Я сипела сорванным горлом это «никогда», сама не понимая, что хотела сказать и кому, а потом мир все-таки милосердно меня отпустил – и все стало таким же черным, как и сгоревшая трава. Очнулась я оттого, что кто-то лил мне на лицо воду, а в ухо кричала Маруся:

– Нет! Нет! Ее там нет!

– Как? – тупо спросила я. – Почему нет?

– Мальчишки. Трое. С которыми ее видели. А Женьки там нет!

– Пусти!

Я грубо выдралась из цепких Маруськиных рук:

– Она ДОЛЖНА быть там! Что ты такое говоришь! Она! Должна! Там! Быть!
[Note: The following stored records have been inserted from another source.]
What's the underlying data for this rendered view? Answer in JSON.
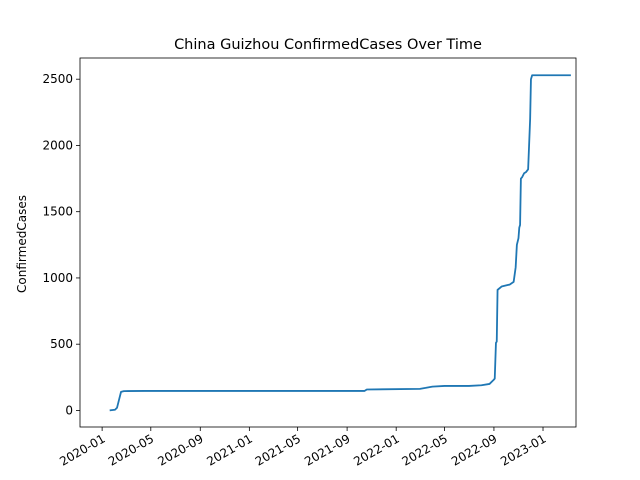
{
  "chart_data": {
    "type": "line",
    "title": "China Guizhou ConfirmedCases Over Time",
    "xlabel": "",
    "ylabel": "ConfirmedCases",
    "xlim": [
      "2019-11-07",
      "2023-03-24"
    ],
    "ylim": [
      -125,
      2660
    ],
    "xticks": [
      {
        "date": "2020-01-01",
        "label": "2020-01"
      },
      {
        "date": "2020-05-01",
        "label": "2020-05"
      },
      {
        "date": "2020-09-01",
        "label": "2020-09"
      },
      {
        "date": "2021-01-01",
        "label": "2021-01"
      },
      {
        "date": "2021-05-01",
        "label": "2021-05"
      },
      {
        "date": "2021-09-01",
        "label": "2021-09"
      },
      {
        "date": "2022-01-01",
        "label": "2022-01"
      },
      {
        "date": "2022-05-01",
        "label": "2022-05"
      },
      {
        "date": "2022-09-01",
        "label": "2022-09"
      },
      {
        "date": "2023-01-01",
        "label": "2023-01"
      }
    ],
    "yticks": [
      0,
      500,
      1000,
      1500,
      2000,
      2500
    ],
    "grid": false,
    "line_color": "#1f77b4",
    "series": [
      {
        "points": [
          [
            "2020-01-22",
            1
          ],
          [
            "2020-02-02",
            5
          ],
          [
            "2020-02-07",
            20
          ],
          [
            "2020-02-12",
            80
          ],
          [
            "2020-02-17",
            140
          ],
          [
            "2020-02-24",
            146
          ],
          [
            "2020-04-15",
            147
          ],
          [
            "2021-10-14",
            147
          ],
          [
            "2021-10-20",
            158
          ],
          [
            "2022-03-01",
            163
          ],
          [
            "2022-03-15",
            170
          ],
          [
            "2022-04-01",
            180
          ],
          [
            "2022-05-01",
            185
          ],
          [
            "2022-07-01",
            185
          ],
          [
            "2022-08-01",
            190
          ],
          [
            "2022-08-21",
            200
          ],
          [
            "2022-08-31",
            230
          ],
          [
            "2022-09-03",
            240
          ],
          [
            "2022-09-06",
            510
          ],
          [
            "2022-09-08",
            520
          ],
          [
            "2022-09-10",
            910
          ],
          [
            "2022-09-20",
            935
          ],
          [
            "2022-10-10",
            950
          ],
          [
            "2022-10-20",
            970
          ],
          [
            "2022-10-25",
            1080
          ],
          [
            "2022-10-28",
            1250
          ],
          [
            "2022-11-01",
            1300
          ],
          [
            "2022-11-03",
            1380
          ],
          [
            "2022-11-05",
            1400
          ],
          [
            "2022-11-07",
            1750
          ],
          [
            "2022-11-10",
            1760
          ],
          [
            "2022-11-15",
            1790
          ],
          [
            "2022-11-20",
            1800
          ],
          [
            "2022-11-25",
            1820
          ],
          [
            "2022-11-30",
            2200
          ],
          [
            "2022-12-02",
            2500
          ],
          [
            "2022-12-05",
            2530
          ],
          [
            "2023-01-15",
            2530
          ],
          [
            "2023-03-09",
            2530
          ]
        ]
      }
    ]
  }
}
Кричала не я одна – все вокруг кричали и выли, сверху бежали еще и еще люди – но все это вдруг отодвинулось куда-то. Внезапно я ПОВЕРИЛА. Моей дочери ДЕЙСТВИТЕЛЬНО там нет. МНЕ можно было уходить, потому что ЗА МЕНЯ заступились. Почему-то только за меня одну – единственную из всех, которые ДОЛЖНЫ БЫЛИ ПОТЕРЯТЬ. Услышали? Или же… ее там просто никогда и не было? НАС не было в каких-то высших расстрельных списках; мы были в другой колонке – те, кого в последний момент помиловали. Мысль была как ожог: где же правда? И узнаю я ее хоть когда-нибудь?
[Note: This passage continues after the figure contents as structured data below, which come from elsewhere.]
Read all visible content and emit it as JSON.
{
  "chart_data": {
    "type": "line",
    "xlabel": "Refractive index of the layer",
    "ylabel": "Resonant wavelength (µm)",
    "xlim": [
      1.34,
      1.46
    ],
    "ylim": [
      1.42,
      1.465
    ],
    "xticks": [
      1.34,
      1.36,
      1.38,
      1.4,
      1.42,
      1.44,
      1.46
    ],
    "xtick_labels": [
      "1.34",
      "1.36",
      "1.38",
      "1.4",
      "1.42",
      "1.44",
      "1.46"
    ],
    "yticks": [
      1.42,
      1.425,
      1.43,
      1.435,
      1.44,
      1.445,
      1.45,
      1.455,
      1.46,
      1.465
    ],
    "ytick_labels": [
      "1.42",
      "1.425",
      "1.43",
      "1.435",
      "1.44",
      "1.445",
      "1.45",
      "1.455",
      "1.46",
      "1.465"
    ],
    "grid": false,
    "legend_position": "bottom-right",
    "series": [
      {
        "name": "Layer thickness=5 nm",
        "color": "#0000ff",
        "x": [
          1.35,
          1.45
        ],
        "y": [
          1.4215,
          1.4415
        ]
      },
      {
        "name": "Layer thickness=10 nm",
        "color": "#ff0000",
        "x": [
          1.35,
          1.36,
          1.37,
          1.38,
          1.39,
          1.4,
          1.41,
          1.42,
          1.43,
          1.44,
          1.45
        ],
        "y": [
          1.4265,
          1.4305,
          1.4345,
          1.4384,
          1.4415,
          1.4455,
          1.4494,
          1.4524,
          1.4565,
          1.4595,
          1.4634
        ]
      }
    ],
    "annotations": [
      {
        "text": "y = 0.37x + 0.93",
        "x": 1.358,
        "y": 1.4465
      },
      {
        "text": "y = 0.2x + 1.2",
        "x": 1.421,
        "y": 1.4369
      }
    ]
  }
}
Неожиданно я вспомнила тот случай, когда Женька была еще совсем маленькая – года три, не больше, и еще была жива моя мама, ушедшая вскоре вслед за отцом. Мы с ней и Женькой попали в грозу прямо посреди степи. Отсиживаться было негде, и мы пошли под проливным дождем: я впереди, а мама с Женькой за руку – сзади. Сначала был просто ливень, а затем стали бить молнии – частые и сильные, как это обыкновенно бывает у нас в степи. Я видела, как они лупят по полю, передвигаясь практически через равные промежутки по идеальной кривой и неотвратимо идя прямо на нас. Я шла и молилась: «Только бы не в маму и не в Женьку. Не в маму и не в Женьку. Не в маму и не в Женьку!» Я намеренно прибавила ходу, идя прямо навстречу разрядам, и тут молния ударила совсем рядом – расстояние было не больше метра; я ясно увидела ее, толстую, с основание хорошего дерева, всю перевитую ослепительными канатами огня. От ужаса я повалилась прямо лицом в грязь, а сзади истошно закричала мама, которая подумала, что меня убило… Может быть, она, идя сзади, также сильно и истово молилась обо мне? Почему я не спросила? И теперь уже никогда не спрошу…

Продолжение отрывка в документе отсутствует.